Prepared by Brandon Yee CFA® and Thomas Connelly CFA®

 

Commentary

Developed Markets Off to Strong Start– In the month of January, developed markets recorded strong returns. Europe ex UK and the U.S. posted strong gains of 6.32% and 5.71%, respectively. Canada and the UK lagged other regions. The strong performance from 2017 has certainly carried over into 2018; however, care should be taken to avoid extrapolating these high returns.

 

Commentary

Emerging Markets Deliver Sizable Returns – The broader emerging markets were up 8.88% in January. Brazil and Russia recorded sizable gains of 16.84% and 12.57%, respectively. Over the past year, emerging markets outperformed international developed markets by approximately 11%. Future expected returns for emerging markets still look relatively bright.

 

Commentary

Consumer Discretionary Shines Consumer discretionary and information technology posted the strongest global sector returns of 7.93% and 7.37%, respectively.
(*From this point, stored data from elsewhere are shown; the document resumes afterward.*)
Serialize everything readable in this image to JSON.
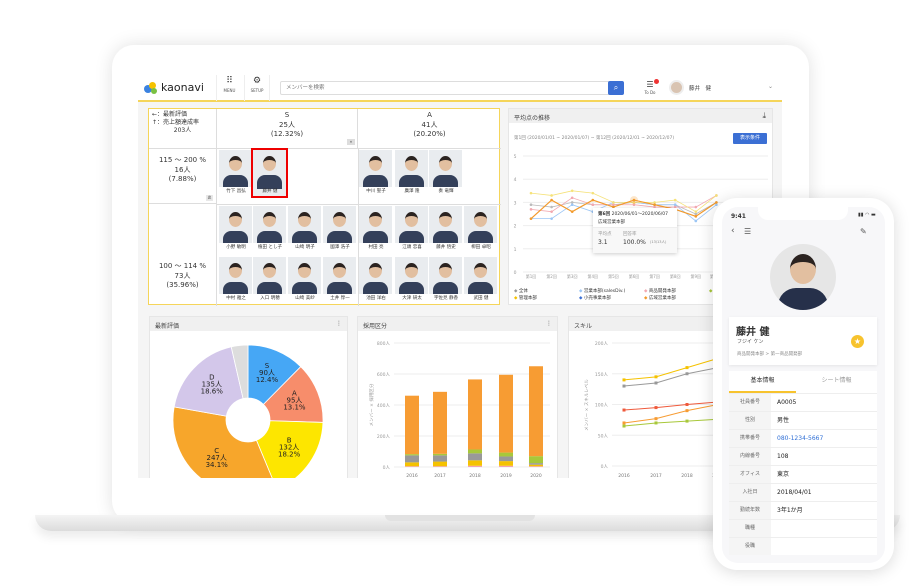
{
  "header": {
    "logo": "kaonavi",
    "menu_label": "MENU",
    "setup_label": "SETUP",
    "search_placeholder": "メンバーを検索",
    "todo_label": "To Do",
    "user_name": "藤井　健"
  },
  "grid": {
    "legend": [
      "←：最新評価",
      "↑：売上額達成率",
      "203人"
    ],
    "columns": [
      {
        "grade": "S",
        "count": "25人",
        "pct": "(12.32%)"
      },
      {
        "grade": "A",
        "count": "41人",
        "pct": "(20.20%)"
      }
    ],
    "rows": [
      {
        "range": "115 ～ 200 %",
        "count": "16人",
        "pct": "(7.88%)"
      },
      {
        "range": "100 ～ 114 %",
        "count": "73人",
        "pct": "(35.96%)"
      }
    ],
    "cells": {
      "r1_s": [
        "竹下 昌弘",
        "藤井 健"
      ],
      "r1_a": [
        "中川 聖子",
        "廣澤 隆",
        "奏 竜輝"
      ],
      "r2_s": [
        "小野 敏明",
        "植田 とし子",
        "山崎 明子",
        "國澤 浩子",
        "中村 雅之",
        "入口 明穂",
        "山崎 美紗",
        "土井 惇一"
      ],
      "r2_a": [
        "村田 亮",
        "江頭 忠喜",
        "藤井 悟史",
        "柳田 卓昭",
        "池田 洋右",
        "大津 研太",
        "宇佐見 静香",
        "武田 健"
      ]
    },
    "selected": "藤井 健",
    "more_badge": "炎"
  },
  "trend": {
    "title": "平均点の推移",
    "range": "第1回 (2020/01/01 ~ 2020/01/07) ~ 第12回 (2020/12/01 ~ 2020/12/07)",
    "button": "表示条件",
    "tooltip": {
      "round": "第6回",
      "dates": "2020/06/01～2020/06/07",
      "dept": "広域営業本部",
      "avg_label": "平均点",
      "avg": "3.1",
      "rate_label": "回答率",
      "rate": "100.0%",
      "rate_note": "(13/13人)"
    },
    "legend": [
      "全体",
      "営業本部(salesDiv.)",
      "商品開発本部",
      "海外",
      "管理本部",
      "小売事業本部",
      "広域営業本部"
    ]
  },
  "pie": {
    "title": "最新評価"
  },
  "bars": {
    "title": "採用区分"
  },
  "skill": {
    "title": "スキル"
  },
  "chart_data": [
    {
      "type": "line",
      "title": "平均点の推移",
      "x": [
        "第1回",
        "第2回",
        "第3回",
        "第4回",
        "第5回",
        "第6回",
        "第7回",
        "第8回",
        "第9回",
        "第10回"
      ],
      "ylim": [
        0,
        5
      ],
      "yticks": [
        "0",
        "1",
        "2",
        "3",
        "4",
        "5"
      ],
      "grid": true,
      "legend": "bottom",
      "series": [
        {
          "name": "広域営業本部",
          "color": "#f39a2b",
          "values": [
            2.3,
            3.1,
            2.6,
            3.1,
            2.8,
            3.1,
            2.9,
            2.7,
            2.4,
            3.0
          ]
        },
        {
          "name": "管理本部",
          "color": "#f5e27a",
          "values": [
            3.4,
            3.3,
            3.5,
            3.4,
            3.0,
            3.0,
            3.0,
            3.1,
            2.6,
            3.3
          ]
        },
        {
          "name": "商品開発本部",
          "color": "#f2a8b0",
          "values": [
            2.7,
            2.6,
            3.2,
            2.9,
            2.9,
            2.9,
            2.8,
            2.8,
            2.8,
            3.3
          ]
        },
        {
          "name": "営業本部(salesDiv.)",
          "color": "#9cc6f5",
          "values": [
            2.3,
            2.3,
            2.9,
            2.6,
            3.0,
            3.0,
            2.9,
            2.9,
            2.2,
            2.9
          ]
        },
        {
          "name": "全体",
          "color": "#bbbbbb",
          "values": [
            2.9,
            2.8,
            3.0,
            2.9,
            2.9,
            3.0,
            2.9,
            2.9,
            2.5,
            3.0
          ]
        }
      ]
    },
    {
      "type": "pie",
      "title": "最新評価",
      "donut": true,
      "slices": [
        {
          "label": "S",
          "count": "90人",
          "pct": "12.4%",
          "value": 90,
          "color": "#46a7f5"
        },
        {
          "label": "A",
          "count": "95人",
          "pct": "13.1%",
          "value": 95,
          "color": "#f78d6b"
        },
        {
          "label": "B",
          "count": "132人",
          "pct": "18.2%",
          "value": 132,
          "color": "#fde600"
        },
        {
          "label": "C",
          "count": "247人",
          "pct": "34.1%",
          "value": 247,
          "color": "#f7a62b"
        },
        {
          "label": "D",
          "count": "135人",
          "pct": "18.6%",
          "value": 135,
          "color": "#d3c7ea"
        },
        {
          "label": "",
          "count": "",
          "pct": "",
          "value": 26,
          "color": "#dddddd"
        }
      ]
    },
    {
      "type": "bar",
      "stacked": true,
      "title": "採用区分",
      "ylabel": "メンバー × 採用区分",
      "categories": [
        "2016",
        "2017",
        "2018",
        "2019",
        "2020"
      ],
      "ylim": [
        0,
        800
      ],
      "yticks": [
        "0人",
        "200人",
        "400人",
        "600人",
        "800人"
      ],
      "grid": true,
      "series": [
        {
          "color": "#f2a2b0",
          "values": [
            5,
            5,
            8,
            8,
            5
          ]
        },
        {
          "color": "#f5c200",
          "values": [
            25,
            30,
            35,
            30,
            10
          ]
        },
        {
          "color": "#999999",
          "values": [
            45,
            40,
            45,
            30,
            10
          ]
        },
        {
          "color": "#a8c83a",
          "values": [
            8,
            10,
            25,
            25,
            45
          ]
        },
        {
          "color": "#f79c33",
          "values": [
            377,
            400,
            452,
            502,
            580
          ]
        }
      ]
    },
    {
      "type": "line",
      "title": "スキル",
      "ylabel": "メンバー × スキルレベル",
      "categories": [
        "2016",
        "2017",
        "2018",
        "2019"
      ],
      "ylim": [
        0,
        200
      ],
      "yticks": [
        "0人",
        "50人",
        "100人",
        "150人",
        "200人"
      ],
      "grid": true,
      "series": [
        {
          "color": "#f5c200",
          "values": [
            140,
            145,
            160,
            175
          ]
        },
        {
          "color": "#999999",
          "values": [
            130,
            135,
            150,
            160
          ]
        },
        {
          "color": "#ef5a3c",
          "values": [
            91,
            95,
            100,
            104
          ]
        },
        {
          "color": "#f79c33",
          "values": [
            70,
            77,
            90,
            100
          ]
        },
        {
          "color": "#a8c83a",
          "values": [
            65,
            70,
            73,
            76
          ]
        }
      ]
    }
  ],
  "phone": {
    "time": "9:41",
    "name": "藤井 健",
    "kana": "フジイ ケン",
    "dept": "商品開発本部 > 第一商品開発部",
    "tabs": [
      "基本情報",
      "シート情報"
    ],
    "fields": [
      {
        "k": "社員番号",
        "v": "A0005"
      },
      {
        "k": "性別",
        "v": "男性"
      },
      {
        "k": "携帯番号",
        "v": "080-1234-5667"
      },
      {
        "k": "内線番号",
        "v": "108"
      },
      {
        "k": "オフィス",
        "v": "東京"
      },
      {
        "k": "入社日",
        "v": "2018/04/01"
      },
      {
        "k": "勤続年数",
        "v": "3年1か月"
      },
      {
        "k": "職種",
        "v": ""
      },
      {
        "k": "役職",
        "v": ""
      }
    ]
  },
  "colors": {
    "accent": "#f5d55a",
    "primary": "#3b6fd4",
    "link": "#2f6fd6",
    "star": "#f7c32e"
  }
}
Utilities was the only sector to drop in January. Macro trends have helped certain sectors more than others. Consumer discretionary has gotten a lift from this mature business cycle and the accompanying wealth effect felt by many people. Rising rates also tend to help financial firms.

 

Commentary

Momentum Picks UpIn January, growth outperformed value while momentum recorded a strong return of 6.28%. Given the U.S. is in the later stages of the business cycle, growth’s outperformance isn’t entirely unexpected, but investors with longer time horizons should still expect a value premium as history suggests.

 

Commentary

Foreign Large-Cap Value Has Strong Month– In the international developed markets, large-cap value outperformed growth for the month. Small-cap growth outperformed small-cap value by 1.42%. Momentum posted a gain of 5.98%%. The outperformance of growth versus value is less drastic than the U.S. numbers.

 

Commentary

CPI Rises 2.12% in 2017– Both money market funds and T-Bills returned less than a percent over the past year. In 2017, the CPI increased by 2.12%. Investors may expect to see higher money market yields as the Fed continues to raise rates.

 

Commentary

Deflationary Hedges Mostly Lower – The returns of deflationary hedges were mostly negative in January. Investors were rewarded for taking on credit risk as leveraged loans and high yield returned 0.96% and 0.64%, respectively.  The global catastrophe bond index returned 1.33%. Traditional fixed income will face headwinds as central banks continue to tighten by raising rates or slowing their bond purchases.

 

Commentary

Energy Related Investments Record Monthly Gains– Inflation-sensitive investment returns were mostly positive in January. WTI Crude Oil and the Alerian MLP posted gains of 7.24% and 5.76%. U.S. real estate and inflation-indexed bonds were down for the month. Unexpected inflation is still a risk as the U.S. is in the later stages of the business cycle and the past quantitative easing by the major central banks has yet to produce many consequences.

 

Commentary

U.S. Dollar Depreciates Against Other Major Currencies– Over the past year, the U.S. Dollar depreciated against most other major currencies. The Euro and British Pound gained the most ground. The Mexican Peso and Israeli Shekel also had sizable appreciation against the U.S. Dollar.